Friday, February 23, 2007

Patience Versus Waiting

I think a lot of people confuse patience with waiting, when, in point of fact, they aren't even close to the same thing. I believe that patience is actually a state of being, whereas waiting is actually an affirmative action (even though it doesn't sound that way at first. Everyone has done the waiting thing from time to time, but in my case it took me seeing how much of a failure waiting proved to be before I was ready to give patience a try.

Patience is something you can exercise, a way you can be while you are living your life and pursuing your passions. I think it allows you to have even better vision of life as it comes your way and greater appreciation when your dreams to come to fruition. If you are patient, then you have a broader definition of success, because it can mean different things at different times in different areas of life. It allows for growth and breathing room...for positive feelings at the positive developments in the areas of life that are going well that can help sustain us until the other areas of life that aren't going as we'd hoped get to where we want them to go.

Waiting, on the other hand, is not nearly so healthy or successful. Telling someone to "hurry up and wait" is one of the worst pieces of advice in the history of advice. It's something people affirmatively do, and it has all kinds of negative consequences (i.e., narrower vision and definitions of success, putting one or more areas of life on hold, and delusions of martyrdom instead of appreciation once whatever you thought you wanted actually arrives, if it ever does). With waiting, success is generally defined as one way only and in one area of life...where you feel like a failure in general if that one thing doesn't work out exactly as you'd hoped.

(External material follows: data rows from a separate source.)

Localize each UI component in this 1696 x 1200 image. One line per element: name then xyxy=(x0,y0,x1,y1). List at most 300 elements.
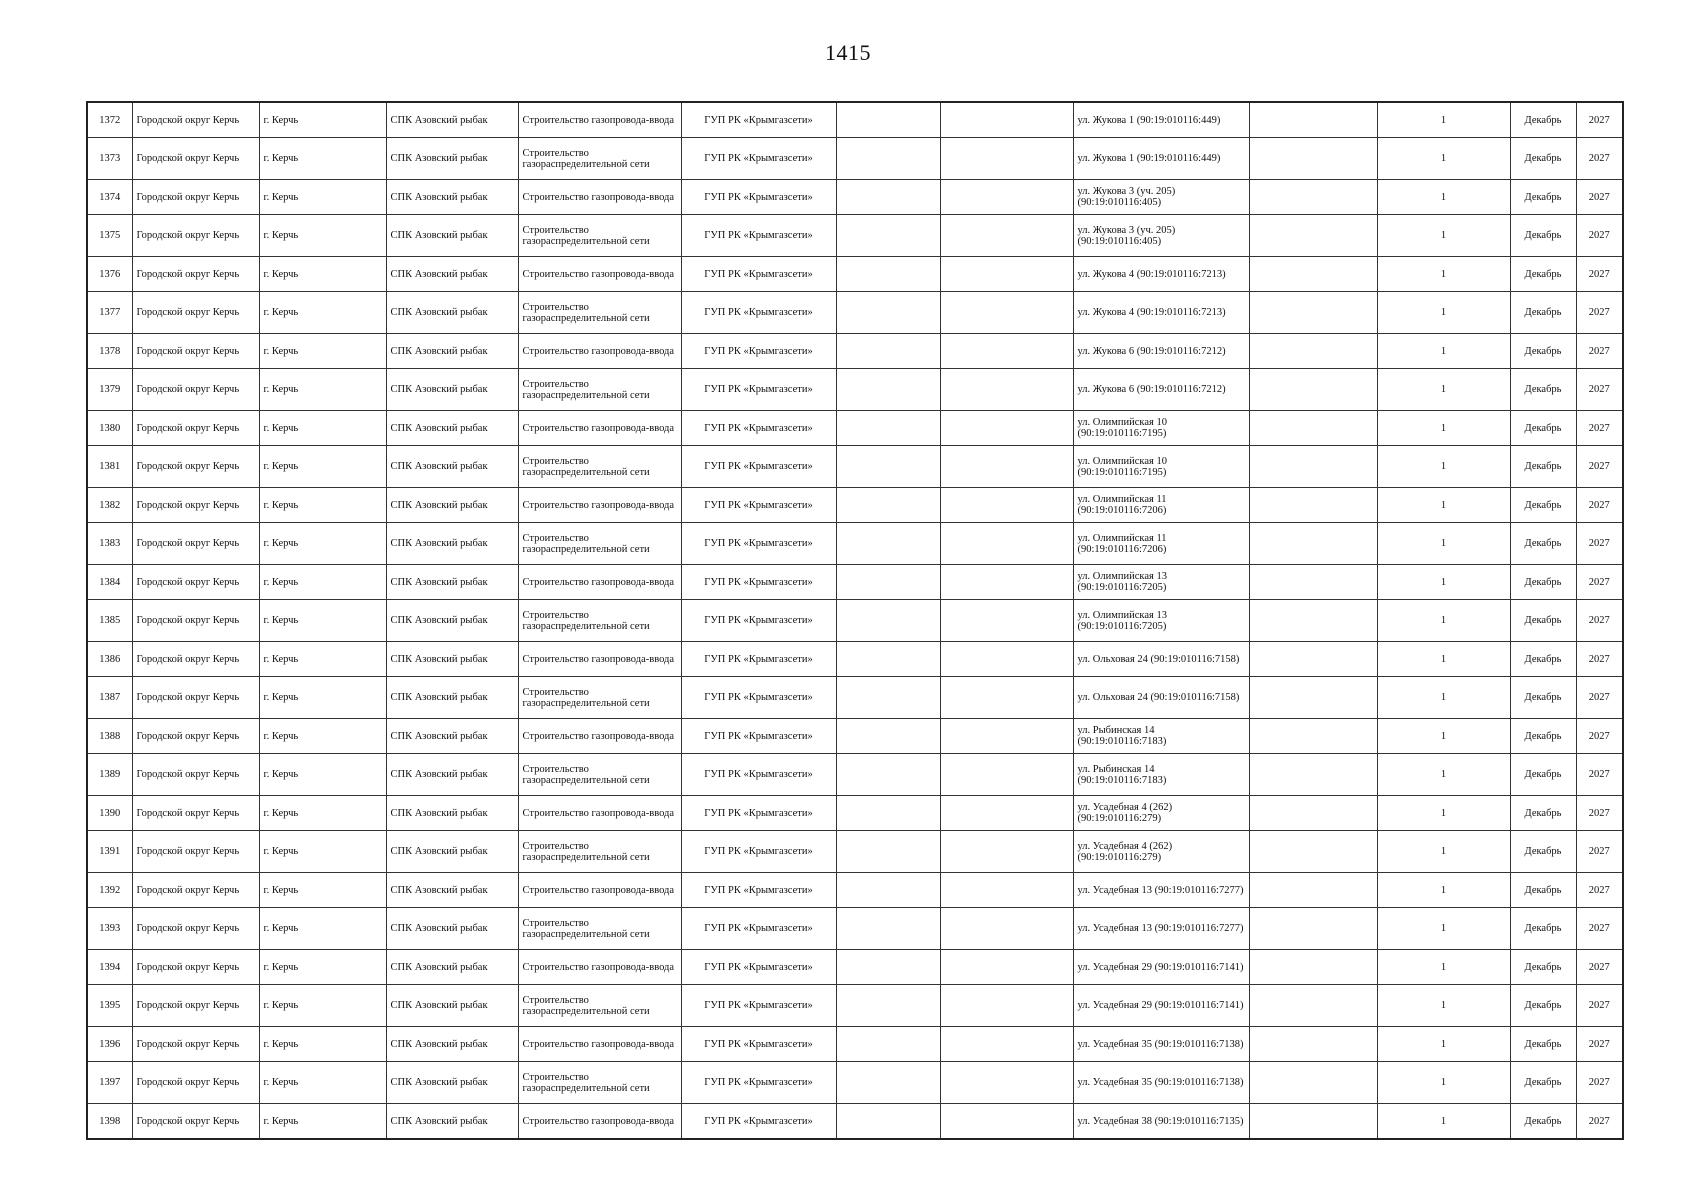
work-type-cell: Строительство газопровода-ввода xyxy=(518,796,681,831)
empty-cell xyxy=(836,334,940,369)
empty-cell xyxy=(836,102,940,138)
city-cell: г. Керчь xyxy=(259,334,386,369)
year-cell: 2027 xyxy=(1576,754,1623,796)
empty-cell xyxy=(940,719,1073,754)
organization-cell: ГУП РК «Крымгазсети» xyxy=(681,565,836,600)
municipality-cell: Городской округ Керчь xyxy=(132,180,259,215)
row-number-cell: 1390 xyxy=(87,796,132,831)
work-type-cell: Строительство газопровода-ввода xyxy=(518,180,681,215)
month-cell: Декабрь xyxy=(1510,796,1576,831)
work-type-cell: Строительство газопровода-ввода xyxy=(518,411,681,446)
address-cell: ул. Ольховая 24 (90:19:010116:7158) xyxy=(1073,677,1249,719)
quantity-cell: 1 xyxy=(1377,138,1510,180)
organization-cell: ГУП РК «Крымгазсети» xyxy=(681,1027,836,1062)
year-cell: 2027 xyxy=(1576,180,1623,215)
quantity-cell: 1 xyxy=(1377,369,1510,411)
row-number-cell: 1389 xyxy=(87,754,132,796)
empty-cell xyxy=(940,985,1073,1027)
empty-cell xyxy=(940,292,1073,334)
city-cell: г. Керчь xyxy=(259,369,386,411)
customer-cell: СПК Азовский рыбак xyxy=(386,215,518,257)
empty-cell xyxy=(1249,215,1377,257)
municipality-cell: Городской округ Керчь xyxy=(132,1104,259,1140)
municipality-cell: Городской округ Керчь xyxy=(132,600,259,642)
municipality-cell: Городской округ Керчь xyxy=(132,908,259,950)
quantity-cell: 1 xyxy=(1377,754,1510,796)
empty-cell xyxy=(1249,985,1377,1027)
work-type-cell: Строительство газораспределительной сети xyxy=(518,138,681,180)
quantity-cell: 1 xyxy=(1377,102,1510,138)
row-number-cell: 1393 xyxy=(87,908,132,950)
quantity-cell: 1 xyxy=(1377,292,1510,334)
empty-cell xyxy=(1249,950,1377,985)
quantity-cell: 1 xyxy=(1377,1104,1510,1140)
organization-cell: ГУП РК «Крымгазсети» xyxy=(681,985,836,1027)
work-type-cell: Строительство газораспределительной сети xyxy=(518,1062,681,1104)
empty-cell xyxy=(836,292,940,334)
work-type-cell: Строительство газопровода-ввода xyxy=(518,1027,681,1062)
customer-cell: СПК Азовский рыбак xyxy=(386,831,518,873)
organization-cell: ГУП РК «Крымгазсети» xyxy=(681,873,836,908)
customer-cell: СПК Азовский рыбак xyxy=(386,719,518,754)
address-cell: ул. Олимпийская 10 (90:19:010116:7195) xyxy=(1073,446,1249,488)
year-cell: 2027 xyxy=(1576,950,1623,985)
row-number-cell: 1397 xyxy=(87,1062,132,1104)
month-cell: Декабрь xyxy=(1510,411,1576,446)
empty-cell xyxy=(1249,523,1377,565)
table-row xyxy=(87,985,1623,1027)
month-cell: Декабрь xyxy=(1510,873,1576,908)
city-cell: г. Керчь xyxy=(259,292,386,334)
quantity-cell: 1 xyxy=(1377,334,1510,369)
customer-cell: СПК Азовский рыбак xyxy=(386,642,518,677)
empty-cell xyxy=(1249,677,1377,719)
table-row xyxy=(87,873,1623,908)
table-row xyxy=(87,446,1623,488)
organization-cell: ГУП РК «Крымгазсети» xyxy=(681,488,836,523)
quantity-cell: 1 xyxy=(1377,796,1510,831)
city-cell: г. Керчь xyxy=(259,754,386,796)
empty-cell xyxy=(940,796,1073,831)
table-row xyxy=(87,754,1623,796)
month-cell: Декабрь xyxy=(1510,102,1576,138)
customer-cell: СПК Азовский рыбак xyxy=(386,754,518,796)
city-cell: г. Керчь xyxy=(259,677,386,719)
row-number-cell: 1387 xyxy=(87,677,132,719)
municipality-cell: Городской округ Керчь xyxy=(132,1062,259,1104)
organization-cell: ГУП РК «Крымгазсети» xyxy=(681,180,836,215)
quantity-cell: 1 xyxy=(1377,600,1510,642)
municipality-cell: Городской округ Керчь xyxy=(132,796,259,831)
address-cell: ул. Олимпийская 13 (90:19:010116:7205) xyxy=(1073,565,1249,600)
municipality-cell: Городской округ Керчь xyxy=(132,138,259,180)
customer-cell: СПК Азовский рыбак xyxy=(386,488,518,523)
city-cell: г. Керчь xyxy=(259,1104,386,1140)
empty-cell xyxy=(836,642,940,677)
empty-cell xyxy=(1249,138,1377,180)
empty-cell xyxy=(1249,831,1377,873)
customer-cell: СПК Азовский рыбак xyxy=(386,257,518,292)
city-cell: г. Керчь xyxy=(259,796,386,831)
empty-cell xyxy=(836,257,940,292)
gas-network-table xyxy=(86,101,1624,1140)
municipality-cell: Городской округ Керчь xyxy=(132,411,259,446)
city-cell: г. Керчь xyxy=(259,873,386,908)
address-cell: ул. Усадебная 4 (262) (90:19:010116:279) xyxy=(1073,831,1249,873)
empty-cell xyxy=(1249,642,1377,677)
customer-cell: СПК Азовский рыбак xyxy=(386,565,518,600)
empty-cell xyxy=(940,411,1073,446)
table-row xyxy=(87,523,1623,565)
city-cell: г. Керчь xyxy=(259,1027,386,1062)
quantity-cell: 1 xyxy=(1377,1027,1510,1062)
year-cell: 2027 xyxy=(1576,446,1623,488)
organization-cell: ГУП РК «Крымгазсети» xyxy=(681,334,836,369)
city-cell: г. Керчь xyxy=(259,600,386,642)
municipality-cell: Городской округ Керчь xyxy=(132,719,259,754)
quantity-cell: 1 xyxy=(1377,488,1510,523)
municipality-cell: Городской округ Керчь xyxy=(132,446,259,488)
quantity-cell: 1 xyxy=(1377,565,1510,600)
municipality-cell: Городской округ Керчь xyxy=(132,873,259,908)
table-row xyxy=(87,1104,1623,1140)
empty-cell xyxy=(1249,102,1377,138)
municipality-cell: Городской округ Керчь xyxy=(132,985,259,1027)
row-number-cell: 1377 xyxy=(87,292,132,334)
table-row xyxy=(87,600,1623,642)
month-cell: Декабрь xyxy=(1510,719,1576,754)
municipality-cell: Городской округ Керчь xyxy=(132,102,259,138)
table-row xyxy=(87,950,1623,985)
address-cell: ул. Олимпийская 10 (90:19:010116:7195) xyxy=(1073,411,1249,446)
year-cell: 2027 xyxy=(1576,138,1623,180)
empty-cell xyxy=(940,642,1073,677)
address-cell: ул. Усадебная 35 (90:19:010116:7138) xyxy=(1073,1027,1249,1062)
empty-cell xyxy=(1249,411,1377,446)
empty-cell xyxy=(1249,292,1377,334)
row-number-cell: 1394 xyxy=(87,950,132,985)
address-cell: ул. Рыбинская 14 (90:19:010116:7183) xyxy=(1073,754,1249,796)
year-cell: 2027 xyxy=(1576,908,1623,950)
municipality-cell: Городской округ Керчь xyxy=(132,754,259,796)
customer-cell: СПК Азовский рыбак xyxy=(386,985,518,1027)
address-cell: ул. Усадебная 29 (90:19:010116:7141) xyxy=(1073,985,1249,1027)
customer-cell: СПК Азовский рыбак xyxy=(386,102,518,138)
municipality-cell: Городской округ Керчь xyxy=(132,1027,259,1062)
month-cell: Декабрь xyxy=(1510,600,1576,642)
customer-cell: СПК Азовский рыбак xyxy=(386,950,518,985)
work-type-cell: Строительство газораспределительной сети xyxy=(518,215,681,257)
work-type-cell: Строительство газопровода-ввода xyxy=(518,257,681,292)
address-cell: ул. Жукова 6 (90:19:010116:7212) xyxy=(1073,369,1249,411)
work-type-cell: Строительство газораспределительной сети xyxy=(518,292,681,334)
work-type-cell: Строительство газопровода-ввода xyxy=(518,102,681,138)
empty-cell xyxy=(940,1104,1073,1140)
organization-cell: ГУП РК «Крымгазсети» xyxy=(681,257,836,292)
quantity-cell: 1 xyxy=(1377,719,1510,754)
city-cell: г. Керчь xyxy=(259,488,386,523)
year-cell: 2027 xyxy=(1576,719,1623,754)
organization-cell: ГУП РК «Крымгазсети» xyxy=(681,523,836,565)
address-cell: ул. Жукова 3 (уч. 205) (90:19:010116:405) xyxy=(1073,215,1249,257)
quantity-cell: 1 xyxy=(1377,985,1510,1027)
row-number-cell: 1380 xyxy=(87,411,132,446)
work-type-cell: Строительство газораспределительной сети xyxy=(518,677,681,719)
city-cell: г. Керчь xyxy=(259,138,386,180)
address-cell: ул. Рыбинская 14 (90:19:010116:7183) xyxy=(1073,719,1249,754)
city-cell: г. Керчь xyxy=(259,950,386,985)
municipality-cell: Городской округ Керчь xyxy=(132,488,259,523)
address-cell: ул. Жукова 1 (90:19:010116:449) xyxy=(1073,138,1249,180)
city-cell: г. Керчь xyxy=(259,642,386,677)
organization-cell: ГУП РК «Крымгазсети» xyxy=(681,719,836,754)
customer-cell: СПК Азовский рыбак xyxy=(386,677,518,719)
organization-cell: ГУП РК «Крымгазсети» xyxy=(681,796,836,831)
empty-cell xyxy=(836,873,940,908)
address-cell: ул. Олимпийская 13 (90:19:010116:7205) xyxy=(1073,600,1249,642)
empty-cell xyxy=(940,257,1073,292)
address-cell: ул. Усадебная 35 (90:19:010116:7138) xyxy=(1073,1062,1249,1104)
municipality-cell: Городской округ Керчь xyxy=(132,565,259,600)
work-type-cell: Строительство газопровода-ввода xyxy=(518,719,681,754)
organization-cell: ГУП РК «Крымгазсети» xyxy=(681,754,836,796)
table-row xyxy=(87,334,1623,369)
month-cell: Декабрь xyxy=(1510,334,1576,369)
empty-cell xyxy=(1249,369,1377,411)
customer-cell: СПК Азовский рыбак xyxy=(386,334,518,369)
empty-cell xyxy=(940,600,1073,642)
address-cell: ул. Усадебная 38 (90:19:010116:7135) xyxy=(1073,1104,1249,1140)
quantity-cell: 1 xyxy=(1377,831,1510,873)
month-cell: Декабрь xyxy=(1510,754,1576,796)
customer-cell: СПК Азовский рыбак xyxy=(386,446,518,488)
row-number-cell: 1384 xyxy=(87,565,132,600)
empty-cell xyxy=(1249,1062,1377,1104)
municipality-cell: Городской округ Керчь xyxy=(132,334,259,369)
table-row xyxy=(87,257,1623,292)
month-cell: Декабрь xyxy=(1510,950,1576,985)
empty-cell xyxy=(1249,334,1377,369)
year-cell: 2027 xyxy=(1576,488,1623,523)
month-cell: Декабрь xyxy=(1510,908,1576,950)
work-type-cell: Строительство газораспределительной сети xyxy=(518,908,681,950)
month-cell: Декабрь xyxy=(1510,369,1576,411)
year-cell: 2027 xyxy=(1576,523,1623,565)
customer-cell: СПК Азовский рыбак xyxy=(386,796,518,831)
empty-cell xyxy=(1249,446,1377,488)
address-cell: ул. Жукова 1 (90:19:010116:449) xyxy=(1073,102,1249,138)
empty-cell xyxy=(940,138,1073,180)
customer-cell: СПК Азовский рыбак xyxy=(386,1062,518,1104)
year-cell: 2027 xyxy=(1576,215,1623,257)
quantity-cell: 1 xyxy=(1377,446,1510,488)
table-row xyxy=(87,565,1623,600)
work-type-cell: Строительство газопровода-ввода xyxy=(518,488,681,523)
organization-cell: ГУП РК «Крымгазсети» xyxy=(681,215,836,257)
customer-cell: СПК Азовский рыбак xyxy=(386,1027,518,1062)
month-cell: Декабрь xyxy=(1510,215,1576,257)
year-cell: 2027 xyxy=(1576,1062,1623,1104)
row-number-cell: 1383 xyxy=(87,523,132,565)
city-cell: г. Керчь xyxy=(259,257,386,292)
quantity-cell: 1 xyxy=(1377,677,1510,719)
work-type-cell: Строительство газораспределительной сети xyxy=(518,985,681,1027)
empty-cell xyxy=(836,565,940,600)
organization-cell: ГУП РК «Крымгазсети» xyxy=(681,642,836,677)
empty-cell xyxy=(836,985,940,1027)
month-cell: Декабрь xyxy=(1510,1104,1576,1140)
municipality-cell: Городской округ Керчь xyxy=(132,292,259,334)
empty-cell xyxy=(836,446,940,488)
city-cell: г. Керчь xyxy=(259,831,386,873)
organization-cell: ГУП РК «Крымгазсети» xyxy=(681,138,836,180)
customer-cell: СПК Азовский рыбак xyxy=(386,600,518,642)
row-number-cell: 1374 xyxy=(87,180,132,215)
address-cell: ул. Олимпийская 11 (90:19:010116:7206) xyxy=(1073,523,1249,565)
table-row xyxy=(87,215,1623,257)
municipality-cell: Городской округ Керчь xyxy=(132,950,259,985)
table-row xyxy=(87,369,1623,411)
row-number-cell: 1386 xyxy=(87,642,132,677)
row-number-cell: 1385 xyxy=(87,600,132,642)
year-cell: 2027 xyxy=(1576,600,1623,642)
month-cell: Декабрь xyxy=(1510,488,1576,523)
organization-cell: ГУП РК «Крымгазсети» xyxy=(681,908,836,950)
empty-cell xyxy=(940,754,1073,796)
table-body xyxy=(87,102,1623,1139)
empty-cell xyxy=(940,102,1073,138)
month-cell: Декабрь xyxy=(1510,446,1576,488)
year-cell: 2027 xyxy=(1576,411,1623,446)
row-number-cell: 1392 xyxy=(87,873,132,908)
quantity-cell: 1 xyxy=(1377,523,1510,565)
empty-cell xyxy=(836,369,940,411)
city-cell: г. Керчь xyxy=(259,102,386,138)
row-number-cell: 1391 xyxy=(87,831,132,873)
organization-cell: ГУП РК «Крымгазсети» xyxy=(681,831,836,873)
empty-cell xyxy=(1249,257,1377,292)
empty-cell xyxy=(836,138,940,180)
organization-cell: ГУП РК «Крымгазсети» xyxy=(681,1104,836,1140)
month-cell: Декабрь xyxy=(1510,565,1576,600)
table-row xyxy=(87,180,1623,215)
table-row xyxy=(87,411,1623,446)
empty-cell xyxy=(836,677,940,719)
quantity-cell: 1 xyxy=(1377,215,1510,257)
organization-cell: ГУП РК «Крымгазсети» xyxy=(681,292,836,334)
empty-cell xyxy=(1249,488,1377,523)
empty-cell xyxy=(836,523,940,565)
empty-cell xyxy=(836,831,940,873)
year-cell: 2027 xyxy=(1576,873,1623,908)
organization-cell: ГУП РК «Крымгазсети» xyxy=(681,369,836,411)
city-cell: г. Керчь xyxy=(259,446,386,488)
empty-cell xyxy=(940,369,1073,411)
empty-cell xyxy=(836,180,940,215)
municipality-cell: Городской округ Керчь xyxy=(132,831,259,873)
row-number-cell: 1381 xyxy=(87,446,132,488)
customer-cell: СПК Азовский рыбак xyxy=(386,908,518,950)
organization-cell: ГУП РК «Крымгазсети» xyxy=(681,411,836,446)
table-row xyxy=(87,1027,1623,1062)
organization-cell: ГУП РК «Крымгазсети» xyxy=(681,950,836,985)
year-cell: 2027 xyxy=(1576,1027,1623,1062)
empty-cell xyxy=(836,1027,940,1062)
address-cell: ул. Усадебная 29 (90:19:010116:7141) xyxy=(1073,950,1249,985)
empty-cell xyxy=(1249,796,1377,831)
year-cell: 2027 xyxy=(1576,102,1623,138)
table-row xyxy=(87,677,1623,719)
empty-cell xyxy=(836,1104,940,1140)
quantity-cell: 1 xyxy=(1377,257,1510,292)
row-number-cell: 1373 xyxy=(87,138,132,180)
municipality-cell: Городской округ Керчь xyxy=(132,257,259,292)
address-cell: ул. Жукова 6 (90:19:010116:7212) xyxy=(1073,334,1249,369)
year-cell: 2027 xyxy=(1576,677,1623,719)
work-type-cell: Строительство газопровода-ввода xyxy=(518,565,681,600)
work-type-cell: Строительство газопровода-ввода xyxy=(518,950,681,985)
month-cell: Декабрь xyxy=(1510,180,1576,215)
empty-cell xyxy=(940,908,1073,950)
row-number-cell: 1388 xyxy=(87,719,132,754)
empty-cell xyxy=(1249,565,1377,600)
work-type-cell: Строительство газораспределительной сети xyxy=(518,446,681,488)
row-number-cell: 1378 xyxy=(87,334,132,369)
work-type-cell: Строительство газопровода-ввода xyxy=(518,1104,681,1140)
empty-cell xyxy=(940,334,1073,369)
work-type-cell: Строительство газопровода-ввода xyxy=(518,873,681,908)
year-cell: 2027 xyxy=(1576,565,1623,600)
empty-cell xyxy=(940,215,1073,257)
empty-cell xyxy=(940,1062,1073,1104)
customer-cell: СПК Азовский рыбак xyxy=(386,138,518,180)
month-cell: Декабрь xyxy=(1510,138,1576,180)
empty-cell xyxy=(940,677,1073,719)
empty-cell xyxy=(836,488,940,523)
work-type-cell: Строительство газораспределительной сети xyxy=(518,600,681,642)
city-cell: г. Керчь xyxy=(259,985,386,1027)
empty-cell xyxy=(1249,600,1377,642)
organization-cell: ГУП РК «Крымгазсети» xyxy=(681,1062,836,1104)
empty-cell xyxy=(940,950,1073,985)
city-cell: г. Керчь xyxy=(259,180,386,215)
customer-cell: СПК Азовский рыбак xyxy=(386,180,518,215)
empty-cell xyxy=(1249,180,1377,215)
address-cell: ул. Ольховая 24 (90:19:010116:7158) xyxy=(1073,642,1249,677)
empty-cell xyxy=(1249,1027,1377,1062)
year-cell: 2027 xyxy=(1576,257,1623,292)
empty-cell xyxy=(836,754,940,796)
empty-cell xyxy=(836,600,940,642)
city-cell: г. Керчь xyxy=(259,565,386,600)
table-row xyxy=(87,292,1623,334)
year-cell: 2027 xyxy=(1576,292,1623,334)
month-cell: Декабрь xyxy=(1510,292,1576,334)
empty-cell xyxy=(836,215,940,257)
table-row xyxy=(87,102,1623,138)
empty-cell xyxy=(940,565,1073,600)
customer-cell: СПК Азовский рыбак xyxy=(386,523,518,565)
table-row xyxy=(87,908,1623,950)
table-row xyxy=(87,719,1623,754)
quantity-cell: 1 xyxy=(1377,950,1510,985)
address-cell: ул. Усадебная 4 (262) (90:19:010116:279) xyxy=(1073,796,1249,831)
year-cell: 2027 xyxy=(1576,831,1623,873)
year-cell: 2027 xyxy=(1576,796,1623,831)
municipality-cell: Городской округ Керчь xyxy=(132,523,259,565)
empty-cell xyxy=(836,719,940,754)
work-type-cell: Строительство газораспределительной сети xyxy=(518,369,681,411)
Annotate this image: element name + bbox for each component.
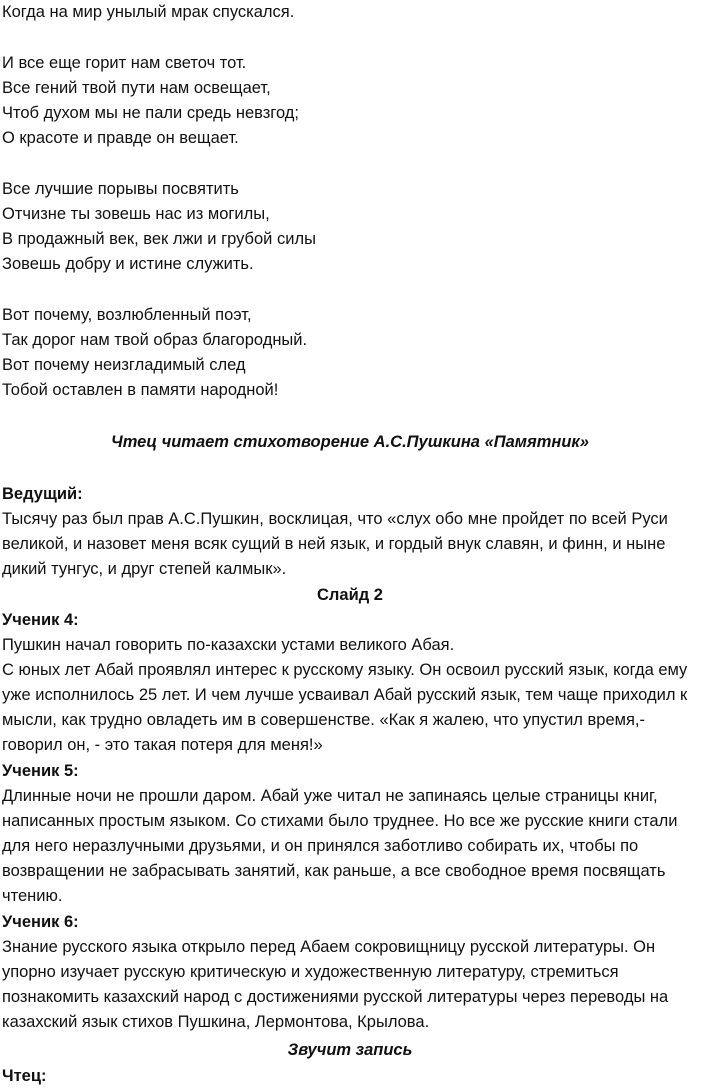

Probably the most vivid example that comes to mind immediately is how people wait on their love life to begin living. They think that until they meet the person they are supposed to be with forever that their life hasn't truly begun. No matter their successes in school, career, fitness, family and other relationships, the longer such folks go without meeting "the one", the more they feel like a failure and the more a sense of unhealthy, urgent panic sets in. The cruel irony of this is threefold: 1.) their panic can lead to things like rushing, settling, and a host of other bad decisions, 2.) the things in life that are good for them tend to suffer, and 3.) it may actually preclude them from meeting the person that would be best for them (i.e., if they always wanted to take dance lessons but wanted to wait until they were married, who's to say their soul mate wasn't missing a partner at a local dance class?).

Being patient is one of the hardest things to do, but it brings some of the richest rewards in all of life, so it's definitely worth doing...but when it comes to waiting, treat it like drugs and just say no.